The program counter PC is normally incremented after fetching each instruction or operand byte during program execution. The only way you can change this behaviour is with the jump, call and return instructions. Also interrupts can change the program counter's value.
The program counter on an 8008 is only 14-bits wide, enabling it to address up to 16k of memory.


SB-Assembler Version 3 can show you the cycle times of each instruction when the TON list flag is switched on. The numbers presented are the number of states each instruction takes. Conditional instructions have two possible timings, the first one for when the condition is false, the second one for when the condition is true.

Reserved Words

Only the register names are reserved. These are the names you better avoid using as label names:

A, B, C, D, E, H, L, M.

Special Features

Restart Vectors

Originally the 8 possible restart vectors are numbered from 0 to 7 in other 8008 assemblers. This is very inconvenient, because you can't let the restart vector point to the appropriate vector address by using its label name.
Therefore I added another addressing format to the RST instructions. Not only can you use the original addressing format, using a number from 0 to 7, but you can also use the appropriate vector addresses as well. The list below shows the relation between the vector address and interrupt number.

Vector Address Interrupt Number

Please note that the value of the operand after an RST instruction may not be any other value than 0 to 7, $08, $10, $18, $20, $28, $30 or $38. Any other value will result in a Out of range error to be reported.

Instruction sets

As mentioned before I have included 2 instruction sets in this cross-overlay. Both instruction sets can be used interchangeably. You don't even have to tell the assembler which instruction set you'd like to use.

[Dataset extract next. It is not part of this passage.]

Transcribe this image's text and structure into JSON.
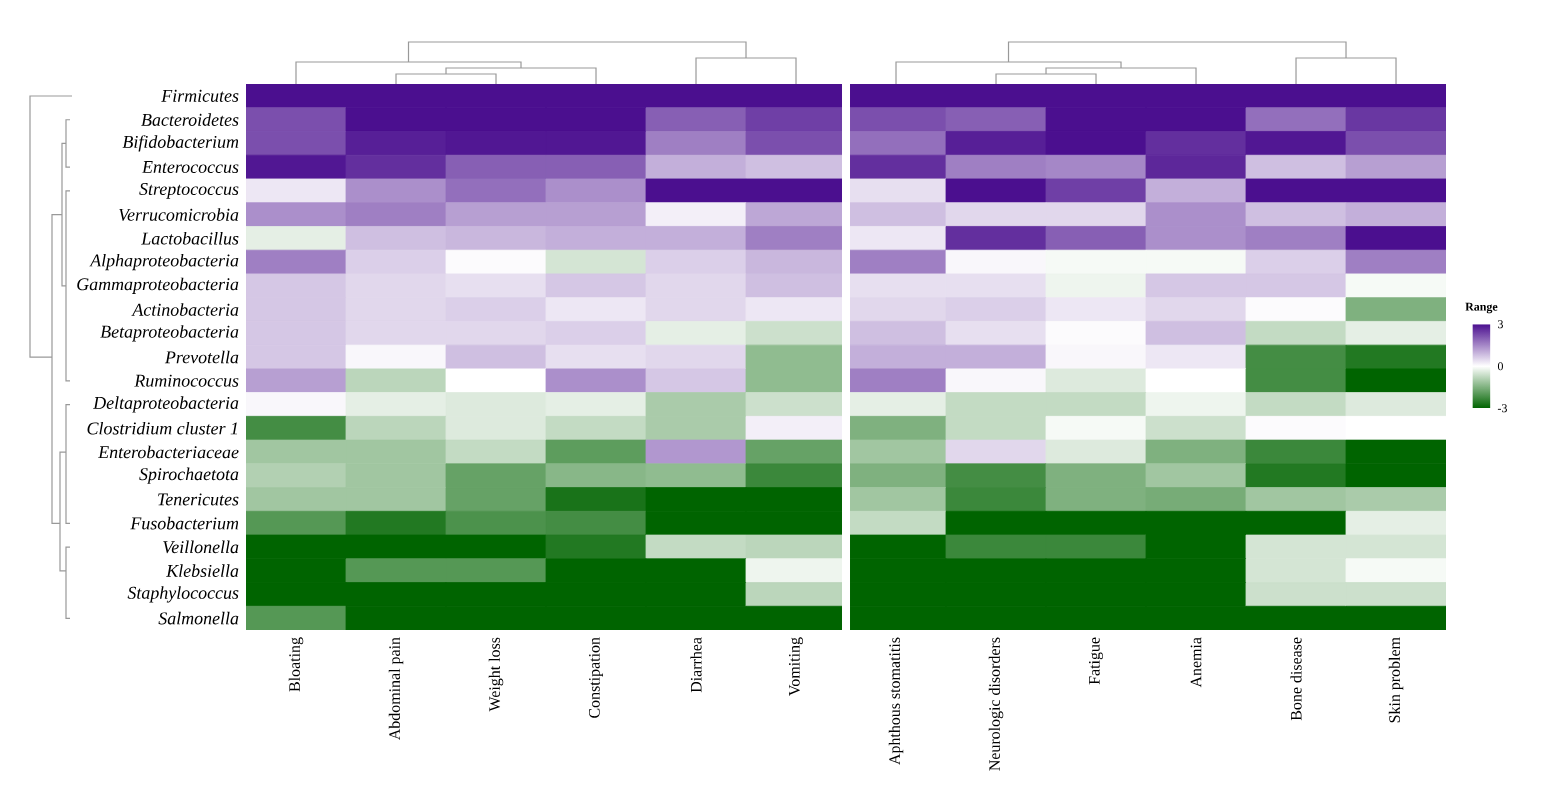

        LAB              1972 syntax that loads A with B
        MOV   A,B        1976 syntax doing the same

Both instructions can be used in the same source program. This is very convenient, but causes a few tiny problems. E.g. in 1972 the CPE instruction compared A with E, while in 1976 it was used to Jump if Parity was Even and now the instruction requires a destination operand.
I could show a few more examples causing similar problems. Instructions like this must have their operand following the instruction within 8 spaces (10 spaces for version 3). If not the SB-Assembler will assume no operand was following the instruction, effectively interpreting it as a 1972 instruction.

Overlay Initialization

Two things are set while initializing the 8008 overlay every time it is loaded by the .CR directive.

  • Little endian model is selected for 14-bit addresses and for the .DA and .DL directives. This means that words or long words are stored with their low byte first.
  • The maximum program counter value is set to $3FFF.

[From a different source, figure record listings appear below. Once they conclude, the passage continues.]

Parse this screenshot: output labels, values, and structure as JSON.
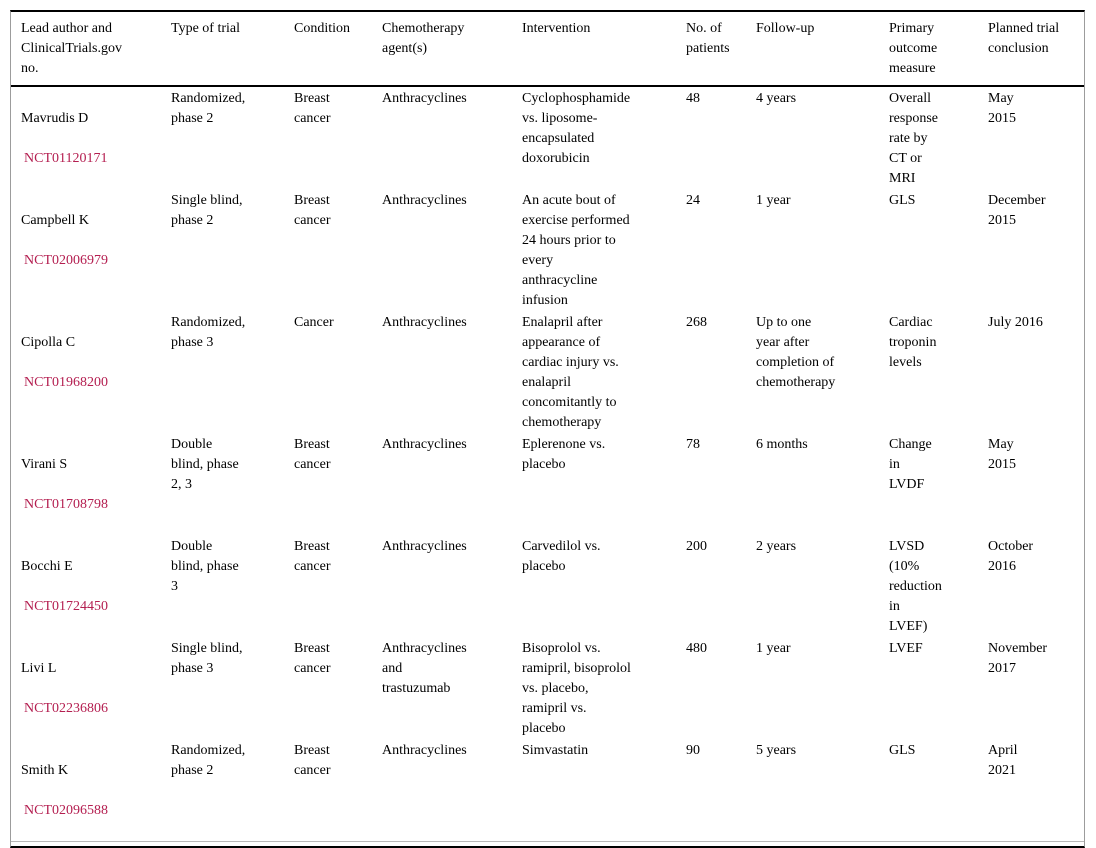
{
  "theme": {
    "link_color": "#b41e50",
    "text_color": "#000000",
    "rule_color": "#000000",
    "side_border_color": "#9c9c9c"
  },
  "table": {
    "columns": [
      "Lead author and\nClinicalTrials.gov\nno.",
      "Type of trial",
      "Condition",
      "Chemotherapy\nagent(s)",
      "Intervention",
      "No. of\npatients",
      "Follow-up",
      "Primary\noutcome\nmeasure",
      "Planned trial\nconclusion"
    ],
    "rows": [
      {
        "author": "Mavrudis D",
        "nct": "NCT01120171",
        "type_of_trial": "Randomized,\nphase 2",
        "condition": "Breast\ncancer",
        "chemo_agents": "Anthracyclines",
        "intervention": "Cyclophosphamide\nvs. liposome-\nencapsulated\ndoxorubicin",
        "no_of_patients": "48",
        "follow_up": "4 years",
        "primary_outcome": "Overall\nresponse\nrate by\nCT or\nMRI",
        "planned_conclusion": "May\n2015"
      },
      {
        "author": "Campbell K",
        "nct": "NCT02006979",
        "type_of_trial": "Single blind,\nphase 2",
        "condition": "Breast\ncancer",
        "chemo_agents": "Anthracyclines",
        "intervention": "An acute bout of\nexercise performed\n24 hours prior to\nevery\nanthracycline\ninfusion",
        "no_of_patients": "24",
        "follow_up": "1 year",
        "primary_outcome": "GLS",
        "planned_conclusion": "December\n2015"
      },
      {
        "author": "Cipolla C",
        "nct": "NCT01968200",
        "type_of_trial": "Randomized,\nphase 3",
        "condition": "Cancer",
        "chemo_agents": "Anthracyclines",
        "intervention": "Enalapril after\nappearance of\ncardiac injury vs.\nenalapril\nconcomitantly to\nchemotherapy",
        "no_of_patients": "268",
        "follow_up": "Up to one\nyear after\ncompletion of\nchemotherapy",
        "primary_outcome": "Cardiac\ntroponin\nlevels",
        "planned_conclusion": "July 2016"
      },
      {
        "author": "Virani S",
        "nct": "NCT01708798",
        "type_of_trial": "Double\nblind, phase\n2, 3",
        "condition": "Breast\ncancer",
        "chemo_agents": "Anthracyclines",
        "intervention": "Eplerenone vs.\nplacebo",
        "no_of_patients": "78",
        "follow_up": "6 months",
        "primary_outcome": "Change\nin\nLVDF",
        "planned_conclusion": "May\n2015"
      },
      {
        "author": "Bocchi E",
        "nct": "NCT01724450",
        "type_of_trial": "Double\nblind, phase\n3",
        "condition": "Breast\ncancer",
        "chemo_agents": "Anthracyclines",
        "intervention": "Carvedilol vs.\nplacebo",
        "no_of_patients": "200",
        "follow_up": "2 years",
        "primary_outcome": "LVSD\n(10%\nreduction\nin\nLVEF)",
        "planned_conclusion": "October\n2016"
      },
      {
        "author": "Livi L",
        "nct": "NCT02236806",
        "type_of_trial": "Single blind,\nphase 3",
        "condition": "Breast\ncancer",
        "chemo_agents": "Anthracyclines\nand\ntrastuzumab",
        "intervention": "Bisoprolol vs.\nramipril, bisoprolol\nvs. placebo,\nramipril vs.\nplacebo",
        "no_of_patients": "480",
        "follow_up": "1 year",
        "primary_outcome": "LVEF",
        "planned_conclusion": "November\n2017"
      },
      {
        "author": "Smith K",
        "nct": "NCT02096588",
        "type_of_trial": "Randomized,\nphase 2",
        "condition": "Breast\ncancer",
        "chemo_agents": "Anthracyclines",
        "intervention": "Simvastatin",
        "no_of_patients": "90",
        "follow_up": "5 years",
        "primary_outcome": "GLS",
        "planned_conclusion": "April\n2021"
      }
    ]
  }
}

Differences Between Other Assemblers

There are some differences between the SB-Assembler and other assemblers for the 8008 processor, if there are any. These differences require you to adapt existing source files before they can be assembled by the SB-Assembler. This is not too difficult though, and is the (small) price you have to pay for having a very universal cross assembler.

  • The 8008 instruction set knows special mnemonics that indicate immediate addressing mode. Therefore it is not absolutely necessary to add the immediate mode identifier # in front of the operand. Although it wouldn't hurt if you did.
    E.g. the two instructions LAI VALUE and LAI #VALUE have exactly the same effect.
    If you want another part of the 32-bit number to be loaded immediately into any of the registers you could use the other immediate mode identifiers /, =, or \.
  • Octal numbers are used to represent the I/O addresses in the original manual that I've got. In the manual these numbers are confusingly written as 13B, where the B identifies octal representation. The SB-Assembler uses the @ prefix to represent octal numbers, so the value above must be written as @13.
    Values for the INP instruction can range from @0 to @7, while the value for the OUT instructions range from @10 to @37.
  • The obvious differences in notation of directives and radixes common to all SB-Assembler crosses.
  • Don't forget that the SB-Assembler does not allow spaces in or between operands. Only Version 3 will allow one space after each comma separating operands in the operand field.